Re: Split a paragraph based on the number of letters
by 2teez (Vicar) on Feb 04, 2014 at 14:02 UTC

    Hi Anonymous Monk,
    I am a novice in perl. I am trying to split a data into a summary based on the number of words(or sentences or letter)...

    You are welcome to Programming in Perl, and every expert in here started out as a novice. It would be wonderful to see some effort on your part as regard the solution to this your post.
    However, I would give you a head up.
    Since you are trying to split a "dataset" based on "..number of words, sentences or letters (I prefer based on number of letters)" check usage of split then substr.
    You might also want to check How do I post a question effectively?

    If you tell me, I'll forget.
    If you show me, I'll remember.
    if you involve me, I'll understand.
    --- Author unknown to me
Re: Split a paragraph based on the number of letters
by kennethk (Abbot) on Feb 04, 2014 at 15:19 UTC

    Please read How do I post a question effectively? In particular, note that you should be providing desired output as well as some code that didn't work for you. I honestly have no idea what you mean by "splitting based on number of words, sentences or letters". If you can't write it in code, write it in pseudo-code and be explicit about your algorithm. The more specificity you can provide, the more inclined people will be to help and the better the help will be.

    The general challenge you describe is not easily solved, since English is chock full of idioms and peculiarities. Given the assigned spec, I would probably split on one or more whitespace characters that are preceded by periods, question marks or exclamation points but not preceded by a title (Mr., Dr., Mrs., Ms., esq., ...). This is by no means comprehensive, but it should get you through this task. Read perlreftut and see if you can translate the above spec into a regular expression. Of particular interest should be Looking ahead and looking behind. Alternatively, you could just simply split with /\.\s+/ and then stitch entries back together if there's a trailing title.
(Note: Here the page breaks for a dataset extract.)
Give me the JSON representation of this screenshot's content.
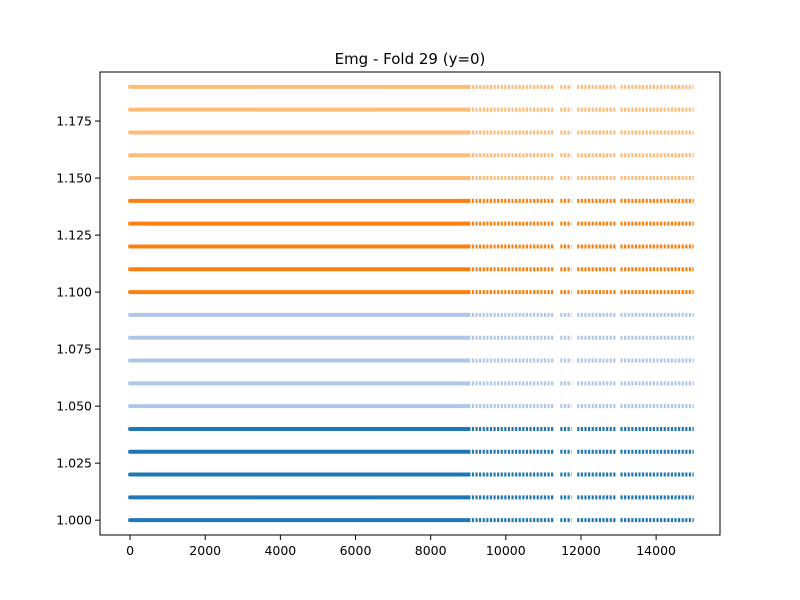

    How do you take paragraph or large amount of text and break it into sentences (perferably using Ruby)...
    I think perhaps you've come to the wrong community. You should stay anyway, though, since we're pretty cool and generally helpful.

    #11929 First ask yourself `How would I do this without a computer?' Then have the computer do it the same way.

      I agree that the OP is not very clear. However, if the intention is actually to split a paragraph into sentences, I would strongly recommend using a module rather than trying to roll one's own parser.

      Here's an example using Lingua::EN::Sentence:

      use Lingua::EN::Sentence qw( get_sentences ); my $text = 'Is Mr. Hyde in? A. J. Smith Ph.D. said "Drop dead!"'; my $sentences = get_sentences($text); say for @$sentences;

      Output:

      Is Mr. Hyde in? A. J. Smith Ph.D. said "Drop dead!"

      Update: Minor wording changes; added output.

        I whole-heartedly agree. I also think the post had all the hallmarks of homework, and I suspect the professor would not accept a practical solution.


        #11929 First ask yourself `How would I do this without a computer?' Then have the computer do it the same way.